The arts must learn how to use the National Lottery in a more creative and coherent way, National Heritage Secretary Virginia Bottomley said this week.
After the Budget, Mrs Bottomley announced a standstill grant to the Arts Council, which she said was Pounds 3 million more than planned.
Lord Gowrie, chairman of the Arts Council, said although it was a Pounds 3m improvement over the cut in the last Budget it still meant that a number of important arts bodies remained at risk and he had been warned that some might cease trading. The Arts Council is due to meet on December 11 and funds will be allocated in January.
Mrs Bottomley said there had never been so much opportunity for the arts. About Pounds 4.5 billion a year was now available for the heritage sectors through a combination of the National Lottery, private sector sponsorships, business schemes and local government initiatives.

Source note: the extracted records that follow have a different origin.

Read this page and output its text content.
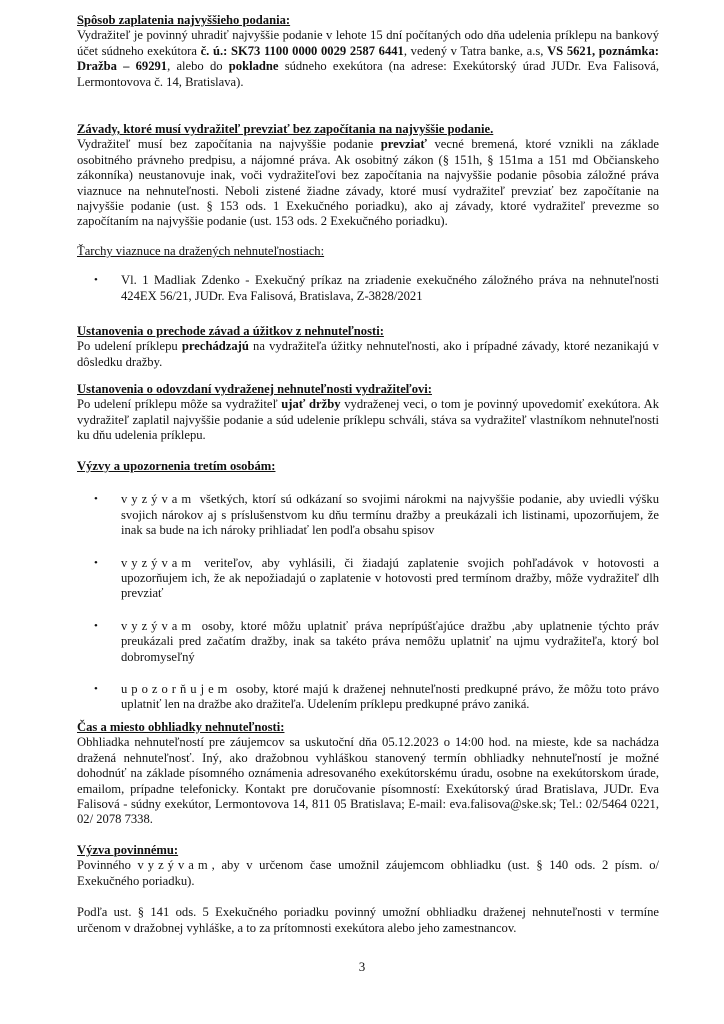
Spôsob zaplatenia najvyššieho podania:

Vydražiteľ je povinný uhradiť najvyššie podanie v lehote 15 dní počítaných odo dňa udelenia príklepu na bankový účet súdneho exekútora č. ú.: SK73 1100 0000 0029 2587 6441, vedený v Tatra banke, a.s, VS 5621, poznámka: Dražba – 69291, alebo do pokladne súdneho exekútora (na adrese: Exekútorský úrad JUDr. Eva Falisová, Lermontovova č. 14, Bratislava).

Závady, ktoré musí vydražiteľ prevziať bez započítania na najvyššie podanie.

Vydražiteľ musí bez započítania na najvyššie podanie prevziať vecné bremená, ktoré vznikli na základe osobitného právneho predpisu, a nájomné práva. Ak osobitný zákon (§ 151h, § 151ma a 151 md Občianskeho zákonníka) neustanovuje inak, voči vydražiteľovi bez započítania na najvyššie podanie pôsobia záložné práva viaznuce na nehnuteľnosti. Neboli zistené žiadne závady, ktoré musí vydražiteľ prevziať bez započítanie na najvyššie podanie (ust. § 153 ods. 1 Exekučného poriadku), ako aj závady, ktoré vydražiteľ prevezme so započítaním na najvyššie podanie (ust. 153 ods. 2 Exekučného poriadku).

Ťarchy viaznuce na dražených nehnuteľnostiach:

• Vl. 1 Madliak Zdenko - Exekučný príkaz na zriadenie exekučného záložného práva na nehnuteľnosti 424EX 56/21, JUDr. Eva Falisová, Bratislava, Z-3828/2021

Ustanovenia o prechode závad a úžitkov z nehnuteľnosti:

Po udelení príklepu prechádzajú na vydražiteľa úžitky nehnuteľnosti, ako i prípadné závady, ktoré nezanikajú v dôsledku dražby.

Ustanovenia o odovzdaní vydraženej nehnuteľnosti vydražiteľovi:

Po udelení príklepu môže sa vydražiteľ ujať držby vydraženej veci, o tom je povinný upovedomiť exekútora. Ak vydražiteľ zaplatil najvyššie podanie a súd udelenie príklepu schváli, stáva sa vydražiteľ vlastníkom nehnuteľnosti ku dňu udelenia príklepu.

Výzvy a upozornenia tretím osobám:

• vyzývam všetkých, ktorí sú odkázaní so svojimi nárokmi na najvyššie podanie, aby uviedli výšku svojich nárokov aj s príslušenstvom ku dňu termínu dražby a preukázali ich listinami, upozorňujem, že inak sa bude na ich nároky prihliadať len podľa obsahu spisov
• vyzývam veriteľov, aby vyhlásili, či žiadajú zaplatenie svojich pohľadávok v hotovosti a upozorňujem ich, že ak nepožiadajú o zaplatenie v hotovosti pred termínom dražby, môže vydražiteľ dlh prevziať
• vyzývam osoby, ktoré môžu uplatniť práva neprípúšťajúce dražbu ,aby uplatnenie týchto práv preukázali pred začatím dražby, inak sa takéto práva nemôžu uplatniť na ujmu vydražiteľa, ktorý bol dobromyseľný
• upozorňujem osoby, ktoré majú k draženej nehnuteľnosti predkupné právo, že môžu toto právo uplatniť len na dražbe ako dražiteľa. Udelením príklepu predkupné právo zaniká.

Čas a miesto obhliadky nehnuteľnosti:

Obhliadka nehnuteľností pre záujemcov sa uskutoční dňa 05.12.2023 o 14:00 hod. na mieste, kde sa nachádza dražená nehnuteľnosť. Iný, ako dražobnou vyhláškou stanovený termín obhliadky nehnuteľností je možné dohodnúť na základe písomného oznámenia adresovaného exekútorskému úradu, osobne na exekútorskom úrade, emailom, prípadne telefonicky. Kontakt pre doručovanie písomností: Exekútorský úrad Bratislava, JUDr. Eva Falisová - súdny exekútor, Lermontovova 14, 811 05 Bratislava; E-mail: eva.falisova@ske.sk; Tel.: 02/5464 0221, 02/ 2078 7338.

Výzva povinnému:

Povinného vyzývam, aby v určenom čase umožnil záujemcom obhliadku (ust. § 140 ods. 2 písm. o/ Exekučného poriadku).

Podľa ust. § 141 ods. 5 Exekučného poriadku povinný umožní obhliadku draženej nehnuteľnosti v termíne určenom v dražobnej vyhláške, a to za prítomnosti exekútora alebo jeho zamestnancov.

3
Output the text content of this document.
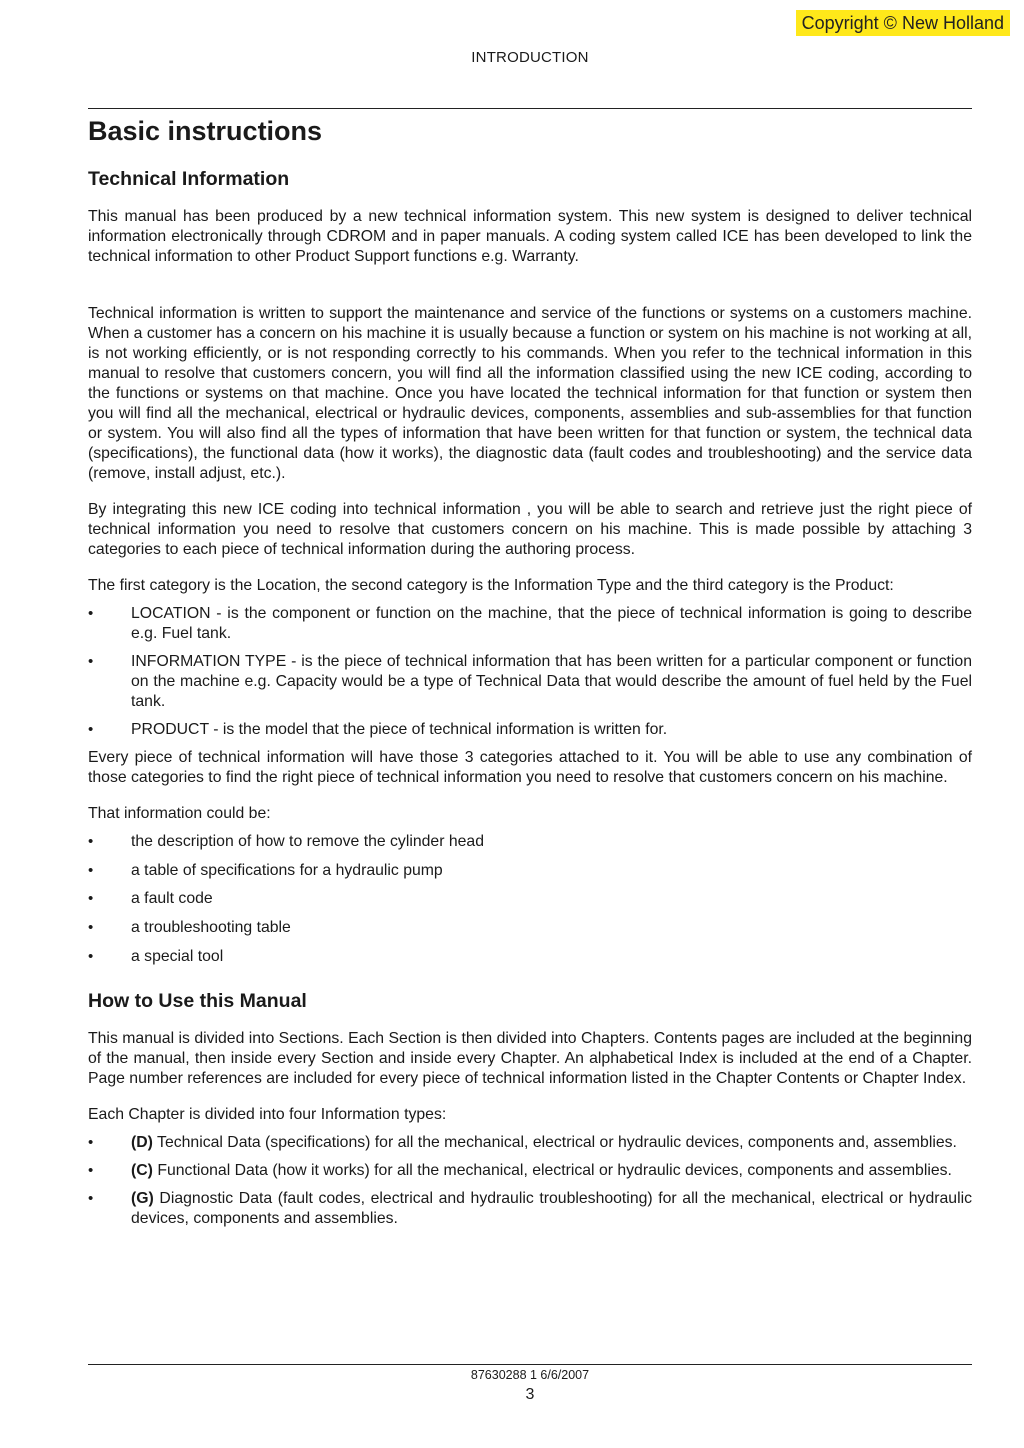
Copyright © New Holland
INTRODUCTION
Basic instructions
Technical Information

This manual has been produced by a new technical information system. This new system is designed to deliver technical information electronically through CDROM and in paper manuals. A coding system called ICE has been developed to link the technical information to other Product Support functions e.g. Warranty.

Technical information is written to support the maintenance and service of the functions or systems on a customers machine. When a customer has a concern on his machine it is usually because a function or system on his machine is not working at all, is not working efficiently, or is not responding correctly to his commands. When you refer to the technical information in this manual to resolve that customers concern, you will find all the information classified using the new ICE coding, according to the functions or systems on that machine. Once you have located the technical information for that function or system then you will find all the mechanical, electrical or hydraulic devices, components, assemblies and sub-assemblies for that function or system. You will also find all the types of information that have been written for that function or system, the technical data (specifications), the functional data (how it works), the diagnostic data (fault codes and troubleshooting) and the service data (remove, install adjust, etc.).

By integrating this new ICE coding into technical information , you will be able to search and retrieve just the right piece of technical information you need to resolve that customers concern on his machine. This is made possible by attaching 3 categories to each piece of technical information during the authoring process.

The first category is the Location, the second category is the Information Type and the third category is the Product:

• LOCATION - is the component or function on the machine, that the piece of technical information is going to describe e.g. Fuel tank.
• INFORMATION TYPE - is the piece of technical information that has been written for a particular component or function on the machine e.g. Capacity would be a type of Technical Data that would describe the amount of fuel held by the Fuel tank.
• PRODUCT - is the model that the piece of technical information is written for.

Every piece of technical information will have those 3 categories attached to it. You will be able to use any combination of those categories to find the right piece of technical information you need to resolve that customers concern on his machine.

That information could be:

• the description of how to remove the cylinder head
• a table of specifications for a hydraulic pump
• a fault code
• a troubleshooting table
• a special tool
How to Use this Manual

This manual is divided into Sections. Each Section is then divided into Chapters. Contents pages are included at the beginning of the manual, then inside every Section and inside every Chapter. An alphabetical Index is included at the end of a Chapter. Page number references are included for every piece of technical information listed in the Chapter Contents or Chapter Index.

Each Chapter is divided into four Information types:

• (D) Technical Data (specifications) for all the mechanical, electrical or hydraulic devices, components and, assemblies.
• (C) Functional Data (how it works) for all the mechanical, electrical or hydraulic devices, components and assemblies.
• (G) Diagnostic Data (fault codes, electrical and hydraulic troubleshooting) for all the mechanical, electrical or hydraulic devices, components and assemblies.
87630288 1 6/6/2007
3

Lottery money was not replacing core funding, she said, but the arts had to learn to live with the huge opportunities on offer. She cited the example of the National Youth Theatre which used its lottery grant of Pounds 1.7m to buy its lease, saving Pounds 48,000 a year, and improve its bar and restaurant which meant it could make money through letting.
Funding for the Government's Sports Match scheme (which provides matching funding for grassroots sports projects including those in schools) will stay the same, Mrs Bottomley announced.